Oldsmobile Cutlass – 11 Million Sold
If the Lada is the everyman’s car of Eastern Europe, then Oldsmobile’s Cutlass is certainly America’s equivalent. The smallest, most entry-level car ever made by Oldsmobile was a sleepy sedan without much ado about… anything, really. It was a compact and eventually a mid-size sedan, built in the early sixties, all the way up until 1999. One subset of its design, the Olds 442, could be considered a proper and popular muscle car of the day – but otherwise, the Cutlass was just a pedestrian’s driver.
Relatively quaint 3.5L V8s were optioned alongside 3-speed auto or manual transmissions, with a station wagon, club coupe, convertible, and sedan available in the lineup. Acceleration was meager and suspension made the Cutless feel like somewhat of a land boat, but that didn’t matter. Over 11 million Cutlasses were sold across its entire production.

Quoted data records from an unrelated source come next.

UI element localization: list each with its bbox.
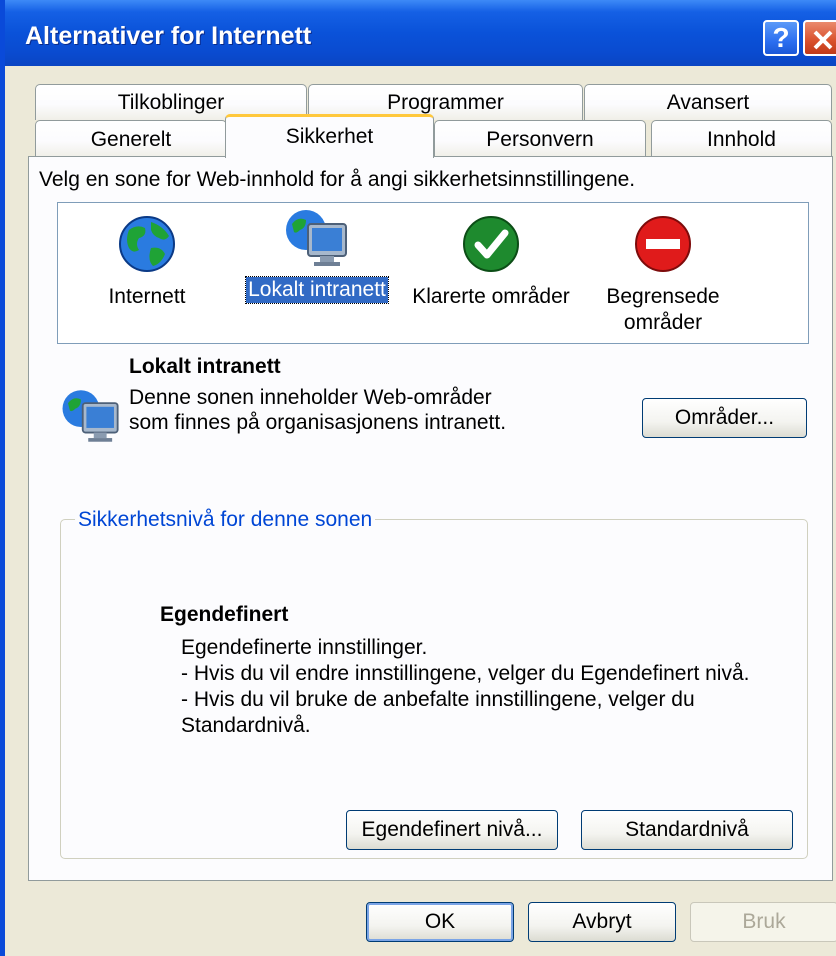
security-level-line: - Hvis du vil bruke de anbefalte innstil… xyxy=(181,688,695,711)
zone-instruction: Velg en sone for Web-innhold for å angi … xyxy=(39,168,636,191)
close-button[interactable] xyxy=(803,20,836,56)
tab-generelt[interactable]: Generelt xyxy=(35,120,227,157)
sites-button[interactable]: Områder... xyxy=(642,398,807,438)
zone-description-line1: Denne sonen inneholder Web-områder xyxy=(129,386,492,409)
title-bar[interactable]: Alternativer for Internett ? xyxy=(5,0,836,66)
zone-description-line2: som finnes på organisasjonens intranett. xyxy=(129,411,507,434)
zone-label-restricted-sites: Begrensede områder xyxy=(606,285,720,334)
intranet-computer-icon xyxy=(62,390,119,442)
zone-restricted-sites[interactable]: Begrensede områder xyxy=(583,214,743,336)
security-level-group-title: Sikkerhetsnivå for denne sonen xyxy=(75,508,376,532)
help-button[interactable]: ? xyxy=(763,20,799,56)
checkmark-icon xyxy=(463,216,519,272)
zone-internet[interactable]: Internett xyxy=(87,214,207,310)
tab-sikkerhet[interactable]: Sikkerhet xyxy=(225,114,434,158)
cancel-button[interactable]: Avbryt xyxy=(528,902,676,942)
window-title: Alternativer for Internett xyxy=(25,22,312,50)
security-level-name: Egendefinert xyxy=(160,603,289,626)
custom-level-button[interactable]: Egendefinert nivå... xyxy=(346,810,558,850)
globe-icon xyxy=(119,216,175,272)
zone-label-internet: Internett xyxy=(108,285,186,308)
zone-label-local-intranet: Lokalt intranett xyxy=(245,276,389,304)
security-level-line: Egendefinerte innstillinger. xyxy=(181,636,428,659)
close-icon xyxy=(813,30,833,50)
apply-button[interactable]: Bruk xyxy=(690,902,836,942)
default-level-button[interactable]: Standardnivå xyxy=(581,810,793,850)
ok-button[interactable]: OK xyxy=(366,902,514,942)
tab-personvern[interactable]: Personvern xyxy=(434,120,646,157)
tab-innhold[interactable]: Innhold xyxy=(651,120,832,157)
security-level-line: - Hvis du vil endre innstillingene, velg… xyxy=(181,662,750,685)
zone-local-intranet[interactable]: Lokalt intranett xyxy=(235,204,399,304)
security-level-line: Standardnivå. xyxy=(181,714,311,737)
restricted-icon xyxy=(635,216,691,272)
tab-avansert[interactable]: Avansert xyxy=(584,84,832,120)
zone-trusted-sites[interactable]: Klarerte områder xyxy=(409,214,573,310)
zone-label-trusted-sites: Klarerte områder xyxy=(412,285,570,308)
intranet-computer-icon xyxy=(286,210,347,266)
dialog-window: Alternativer for Internett ? Tilkoblinge… xyxy=(0,0,836,956)
zone-info-title: Lokalt intranett xyxy=(129,355,281,378)
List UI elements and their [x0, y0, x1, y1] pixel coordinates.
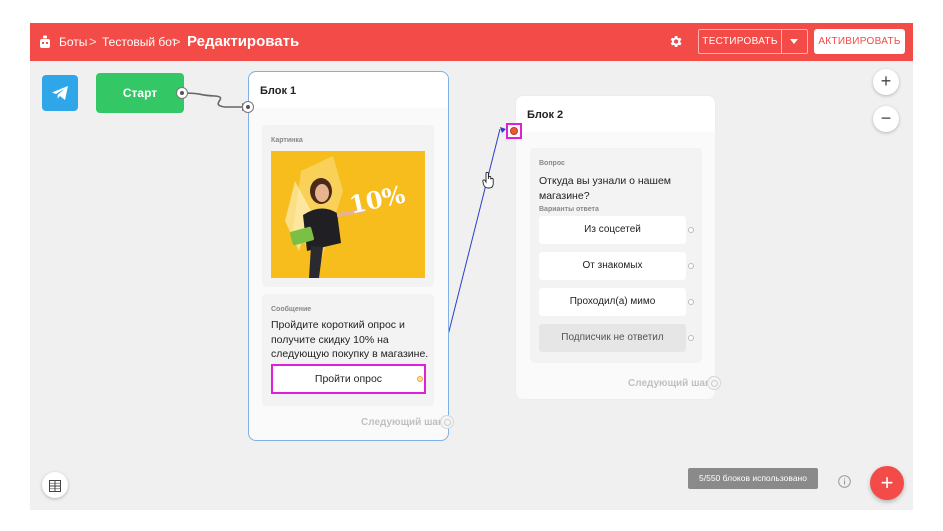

What did matter was the brilliance of the Cutlass’s simplicity. The Cutlass eventually accumulated a reputation as one of the brand’s most reliable, quality cars and, it, in turn, became Oldsmobile’s best-selling model of all time. To be fair, the Cutlass did boast some designs in the 70’s that were considered aesthetically pleasing at the time, and the coupe of the 70’s was quite fast and offered plenty of get-up-and-go. The 442’s massive 7.46L V8 and TH-400 transmission made it a strong contender in the muscle scene, and it even came with one of the first auto-manual transmissions, thanks to the Hurst Dual-Gate shifter.